Como esperado, Jackson assentiu com a cabeça e deu um resmungo baixo em reconhecimento antes de Linda ajudá-lo a se sentar no lugar de honra.
Ao se cruzarem, Linda lançou um olhar para Elsie.
Naquele momento, ela realmente tinha roubado a cena de Taylor e se tornado o centro das atenções entre os convidados.
O rosto de Taylor permaneceu impassível, mas Elsie aproveitou que ninguém a observava para se inclinar e sussurrar:
“Até o senhor Jackson não está mais guardando rancor contra mim, então você também não deveria. Senão, a única que vai sair mal nessa história é você.”
Ela ergueu o olhar, os olhos fixos em Taylor, desafiadora.
Sabia que a mulher tinha pavio curto; ela não resistiria à provocação.
Como esperado, os olhos de Taylor ficaram sérios e ela perdeu o controle por um instante, levantando a mão.
Era exatamente o que Elsie esperava...
Se Taylor ousasse bater nela, cairia imediatamente no chão... E aí Taylor ficaria marcada como uma mulher ciumenta e rancorosa.
Foi assim que ela destruiu Yunice naquela época. O preconceito era uma mancha que não se lava; quando as pessoas já têm uma ideia errada, a verdade não tem vez. Como discutir com uma história que elas já decidiram acreditar?
“Esse ginseng... foi adquirido da maneira correta?”
No momento em que Elsie ia fingir a queda, uma voz soou do segundo andar.
Taylor parou no meio do movimento, a agressividade sumiu. Como os outros, olhou para cima em direção ao corrimão.
Lá estava uma garota vestida de princesa, calma e serena, sorrindo para a multidão.
Yunice?
Ela se virou e começou a descer as escadas. Ao passar pelo patamar, o mordomo da família Powell soltou um gemido abafado para ela.
Foi ela quem jogou o vaso lá de cima mais cedo. O mordomo subiu para contê-la, mas foi imobilizado por um dos seguranças de Wyatt.

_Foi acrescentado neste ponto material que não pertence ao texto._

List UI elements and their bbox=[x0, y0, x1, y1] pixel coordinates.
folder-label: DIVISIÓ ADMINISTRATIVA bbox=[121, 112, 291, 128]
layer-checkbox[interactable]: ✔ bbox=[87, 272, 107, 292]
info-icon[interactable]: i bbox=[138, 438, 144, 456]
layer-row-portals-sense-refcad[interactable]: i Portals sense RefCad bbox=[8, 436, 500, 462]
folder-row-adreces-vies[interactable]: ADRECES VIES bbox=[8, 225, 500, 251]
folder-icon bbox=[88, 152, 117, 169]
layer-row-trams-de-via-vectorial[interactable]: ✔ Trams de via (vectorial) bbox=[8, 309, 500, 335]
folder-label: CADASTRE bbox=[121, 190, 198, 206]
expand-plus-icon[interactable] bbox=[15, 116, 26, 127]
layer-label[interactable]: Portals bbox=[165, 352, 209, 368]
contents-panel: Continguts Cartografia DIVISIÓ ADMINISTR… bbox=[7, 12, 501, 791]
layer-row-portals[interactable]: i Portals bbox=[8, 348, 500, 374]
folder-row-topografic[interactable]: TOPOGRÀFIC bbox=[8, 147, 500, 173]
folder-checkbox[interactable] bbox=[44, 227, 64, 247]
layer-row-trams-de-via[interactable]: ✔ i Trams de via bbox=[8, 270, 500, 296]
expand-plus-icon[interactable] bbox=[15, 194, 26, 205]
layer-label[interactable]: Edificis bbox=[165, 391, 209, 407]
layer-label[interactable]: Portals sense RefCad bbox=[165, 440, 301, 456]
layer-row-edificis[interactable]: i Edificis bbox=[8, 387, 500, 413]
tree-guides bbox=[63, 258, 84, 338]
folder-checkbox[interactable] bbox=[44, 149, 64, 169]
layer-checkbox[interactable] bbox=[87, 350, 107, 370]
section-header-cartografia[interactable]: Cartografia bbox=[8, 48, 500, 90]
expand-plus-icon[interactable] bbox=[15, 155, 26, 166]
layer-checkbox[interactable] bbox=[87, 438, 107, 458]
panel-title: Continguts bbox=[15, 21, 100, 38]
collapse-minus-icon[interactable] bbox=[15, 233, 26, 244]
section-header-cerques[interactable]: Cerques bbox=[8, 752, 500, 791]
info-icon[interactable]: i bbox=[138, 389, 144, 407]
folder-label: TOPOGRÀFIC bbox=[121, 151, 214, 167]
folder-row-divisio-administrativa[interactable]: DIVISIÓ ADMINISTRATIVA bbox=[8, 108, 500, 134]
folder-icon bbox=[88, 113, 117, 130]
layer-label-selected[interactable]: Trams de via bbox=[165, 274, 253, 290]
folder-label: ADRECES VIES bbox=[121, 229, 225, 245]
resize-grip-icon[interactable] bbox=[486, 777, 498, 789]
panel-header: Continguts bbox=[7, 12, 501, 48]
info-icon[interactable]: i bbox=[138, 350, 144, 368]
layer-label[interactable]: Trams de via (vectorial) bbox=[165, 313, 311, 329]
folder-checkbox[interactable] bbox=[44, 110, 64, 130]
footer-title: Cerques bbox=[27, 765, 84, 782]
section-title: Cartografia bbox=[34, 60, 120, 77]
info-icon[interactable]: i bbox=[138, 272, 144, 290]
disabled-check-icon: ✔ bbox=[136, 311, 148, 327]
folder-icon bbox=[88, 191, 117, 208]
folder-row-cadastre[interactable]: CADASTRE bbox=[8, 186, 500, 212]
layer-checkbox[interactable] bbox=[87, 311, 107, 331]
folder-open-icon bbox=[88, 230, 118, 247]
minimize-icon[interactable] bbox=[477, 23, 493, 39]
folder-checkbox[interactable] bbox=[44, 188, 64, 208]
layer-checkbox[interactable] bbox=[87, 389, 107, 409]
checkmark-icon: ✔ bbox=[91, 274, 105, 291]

Yunice desceu as escadas com graça e elegância, finalmente aparecendo por completo.
Elsie a encarou, olhos presos naquele vestido de princesa luxuoso e elaborado. Seus olhos ardiam como se tivessem sido espetados por agulhas.
Um vestido de princesa... De novo!
Quando ela e Lily foram devolvidas à família Saunders vestidas com trapos, como mendigas, Yunice usava um vestido branco de princesa, impecável, igual a esse.
Ninguém sabia o quanto ela se sentiu amarga naquela época, coberta de sujeira, parada diante da radiante e limpa Yunice, que parecia um jasmim em flor.
No primeiro momento em que a viu, Elsie prometeu a si mesma que rasgaria todos aqueles vestidos com as próprias mãos.
Por anos, achou que tinha conseguido. Desde que Yunice voltou do asilo, só usava roupas baratas de rua.
Por que Yunice pode viver melhor que eu?
“Apenas me parece familiar.”
Elsie apertou os dedos, mas manteve a expressão calma.
Yunice se virou para Owen e sorriu novamente.
“Sr. Owen, não acha que esse ginseng também parece familiar para você?”
Ele não respondeu de imediato. Os olhos ficaram fixos no ginseng. No instante em que o viu, pensou no que Quinton lhes deu.
Mas aquele já tinha sido devolvido; não poderia ser aquele.
Ele não sabia o que Yunice queria insinuar, só sabia que ela estava causando confusão.
Respondeu, irritado: “Todo ginseng parece igual; claro que parece familiar.”
“Isso é uma visão bem leiga, Sr. Owen”, Yunice retrucou. “Como todo ginseng pode parecer igual? O senhor é humano, Elsie também. Vocês são idênticos?”
Owen franziu a testa, avisando: “Já disse para não chamar a Elsie pelo nome real em público!”
Felizmente, poucos presentes sabiam quem era Elsie, então ninguém deu muita atenção.
Yunice ignorou o aviso e continuou: “Assim como as pessoas, cada raiz de ginseng tem sua própria identidade. Mesmo sem rótulo, ela ainda comprova seu valor.”